Light is the source of life on earth for both plants and animals. Since ancient times it has been understood that light can be the source of life and death. The awareness that light is a source of great energy that can be dangerous to health, including vision existed already in antiquity. From antiquity, this knowledge could also be used for military purposes, as evidenced by the history of Archimedes.
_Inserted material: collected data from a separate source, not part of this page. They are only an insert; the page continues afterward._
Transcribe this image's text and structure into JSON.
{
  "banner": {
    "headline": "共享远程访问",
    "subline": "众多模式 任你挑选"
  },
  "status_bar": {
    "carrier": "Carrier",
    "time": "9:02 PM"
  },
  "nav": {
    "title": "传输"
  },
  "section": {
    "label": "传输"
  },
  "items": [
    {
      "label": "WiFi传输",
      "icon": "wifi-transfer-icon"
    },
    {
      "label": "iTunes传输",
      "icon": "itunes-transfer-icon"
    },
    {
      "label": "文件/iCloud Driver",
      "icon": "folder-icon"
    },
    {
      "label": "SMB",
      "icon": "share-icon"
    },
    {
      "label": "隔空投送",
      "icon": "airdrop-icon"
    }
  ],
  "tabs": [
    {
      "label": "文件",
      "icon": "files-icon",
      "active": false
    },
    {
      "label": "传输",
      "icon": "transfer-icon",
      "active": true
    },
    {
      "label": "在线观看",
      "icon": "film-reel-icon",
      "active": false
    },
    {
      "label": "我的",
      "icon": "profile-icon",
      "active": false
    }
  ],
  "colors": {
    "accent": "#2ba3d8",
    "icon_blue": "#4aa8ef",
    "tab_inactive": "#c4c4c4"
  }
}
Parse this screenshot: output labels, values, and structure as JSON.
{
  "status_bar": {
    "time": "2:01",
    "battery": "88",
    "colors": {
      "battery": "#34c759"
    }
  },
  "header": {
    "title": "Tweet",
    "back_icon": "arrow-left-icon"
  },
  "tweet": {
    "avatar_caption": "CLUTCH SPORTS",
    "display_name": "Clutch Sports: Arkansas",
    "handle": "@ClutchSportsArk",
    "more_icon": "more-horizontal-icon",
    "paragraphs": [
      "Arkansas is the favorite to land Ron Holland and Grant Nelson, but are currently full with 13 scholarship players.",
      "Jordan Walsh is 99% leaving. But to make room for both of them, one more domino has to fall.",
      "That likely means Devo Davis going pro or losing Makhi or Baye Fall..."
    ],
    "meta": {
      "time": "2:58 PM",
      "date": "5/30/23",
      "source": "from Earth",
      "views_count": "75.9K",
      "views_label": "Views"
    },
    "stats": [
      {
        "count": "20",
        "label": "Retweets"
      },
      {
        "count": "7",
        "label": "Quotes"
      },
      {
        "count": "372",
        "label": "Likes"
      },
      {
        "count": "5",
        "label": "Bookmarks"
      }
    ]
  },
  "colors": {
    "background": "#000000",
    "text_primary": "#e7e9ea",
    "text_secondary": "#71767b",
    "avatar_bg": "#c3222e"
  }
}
In the middle of the twentieth century, after earlier unsuccessful attempts, Meyer-Schwickerath was able to show that light can be used treat some retinal disorders. This, later supported by lasers led to the introduction of standard laser treatment in ophthalmology. The main weakness of this approach, however, was its disruptive nature, which for years was assumed to be essential and inextricably linked to the potential benefits of treatment.

This, however, has changed in recent years. The concept of subthreashold laser therapy radically changes our current thinking about this form of treatment. According to this concept, it is possible to achieve therapeutic effects in various diseases of the retina without simultaneously destroying the relevant areas of the retina. Although, presently we cannot evaluate all pathophysiology pathways behind this approach in very complicated cellular and molecular environment of the retina, however, the accumulating data shows that this the future of laser therapy. The future experimental studies should help us to better adjust the laser beam characteristics (wavelength, power, size, duration, etc.) to expected outcomes, what should make this approach even more effective than it is nowadays. It might also help to enter new fields for lasers, including early treatment, that was not possible with destructive character of traditional laser therapy. Moreover, new disorders might be treated with a therapy that is safe, and non-destructive. Although we still did not enter the field of known knowns in subthreshold laser therapy, but in recent decades we certainly moved from unknown unknowns to known unknowns.